Scientific classification
- Kingdom: Plantae
- Clade: Tracheophytes
- Clade: Angiosperms
- Clade: Eudicots
- Clade: Asterids
- Order: Asterales
- Family: Asteraceae
- Tribe: Heliantheae
- Genus: Verbesina
- Species: V. encelioides
- Binomial name: Verbesina encelioides (Cav.) Benth. &Hook.f. ex A.Gray
- Synonyms: Ximenesia encelioides Cav.

= Verbesina encelioides =

- Genus: Verbesina
- Species: encelioides
- Authority: (Cav.) Benth. &Hook.f. ex A.Gray
- Synonyms: Ximenesia encelioides Cav.

Species of flowering plant

Verbesina encelioides is a flowering plant in the family Asteraceae.

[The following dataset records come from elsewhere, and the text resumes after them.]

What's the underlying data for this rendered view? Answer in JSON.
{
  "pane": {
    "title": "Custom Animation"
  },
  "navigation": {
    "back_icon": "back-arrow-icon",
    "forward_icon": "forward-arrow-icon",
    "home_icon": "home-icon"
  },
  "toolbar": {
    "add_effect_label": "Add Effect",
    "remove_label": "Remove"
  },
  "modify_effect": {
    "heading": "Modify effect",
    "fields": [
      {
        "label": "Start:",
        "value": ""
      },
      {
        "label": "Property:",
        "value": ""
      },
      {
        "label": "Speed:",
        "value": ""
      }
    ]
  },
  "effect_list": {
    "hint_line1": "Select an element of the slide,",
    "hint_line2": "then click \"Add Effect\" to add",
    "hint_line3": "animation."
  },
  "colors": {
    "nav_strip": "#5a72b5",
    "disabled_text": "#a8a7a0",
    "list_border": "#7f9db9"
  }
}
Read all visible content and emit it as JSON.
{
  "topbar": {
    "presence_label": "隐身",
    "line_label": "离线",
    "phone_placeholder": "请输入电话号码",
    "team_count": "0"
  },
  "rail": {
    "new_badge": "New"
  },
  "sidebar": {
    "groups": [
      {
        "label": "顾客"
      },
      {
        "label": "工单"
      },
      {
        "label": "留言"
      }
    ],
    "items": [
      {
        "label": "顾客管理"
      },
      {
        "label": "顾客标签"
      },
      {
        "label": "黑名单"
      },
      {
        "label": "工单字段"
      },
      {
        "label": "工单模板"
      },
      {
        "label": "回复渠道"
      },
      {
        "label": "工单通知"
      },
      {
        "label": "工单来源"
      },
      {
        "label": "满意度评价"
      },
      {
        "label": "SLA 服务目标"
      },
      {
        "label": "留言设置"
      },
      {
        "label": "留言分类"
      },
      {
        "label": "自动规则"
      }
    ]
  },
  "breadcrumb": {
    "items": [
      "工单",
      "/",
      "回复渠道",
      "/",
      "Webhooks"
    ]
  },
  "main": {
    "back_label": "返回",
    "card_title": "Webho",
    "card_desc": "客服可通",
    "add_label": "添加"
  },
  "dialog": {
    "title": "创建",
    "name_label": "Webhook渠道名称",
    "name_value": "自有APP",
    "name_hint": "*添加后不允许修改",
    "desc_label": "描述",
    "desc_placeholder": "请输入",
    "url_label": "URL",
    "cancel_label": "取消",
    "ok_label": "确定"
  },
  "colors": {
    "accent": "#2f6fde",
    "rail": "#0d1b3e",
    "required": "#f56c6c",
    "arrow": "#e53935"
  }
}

Common names include golden crownbeard, cowpen daisy, goldweed, wild sunflower, butter daisy, crown-beard, American dogweed, and the Spanish Añil del Muerto ("indigo of the dead").

It is a summer annual with blooms resembling small sunflowers and distinctive flattened seeds. It is native to North America, growing in disturbed habitats.

== Description ==
The plant grows up to 1.5 m tall. The leaves are up to 10 cm long, with toothed edges. Blooming from June to September, the yellow flower head is up to 5 cm wide.

== Distribution and habitat ==
The species is native to the Southwest United States and Northern Mexico. It is naturalized in parts of Eastern North America, the Middle East, Spain, Argentina, Australia and the Pacific islands.

The species responds strongly to disturbances on suitable sites. Like sunflowers, it produces allelopathic chemicals that slow the growth of other susceptible plant species. Research has identified an allelopathic effect on radishes which may explain its ability to dominate other species in some locations.

== Ecology ==
It is a larval host for the bordered patch.

It has become invasive in some areas, particularly in the Northwestern Hawaiian Islands within Papahanaumokuakea Marine National Monument where it impacts seabird breeding habitat.

==Uses==
Native Americans and early settlers used the plants to treat skin disorders.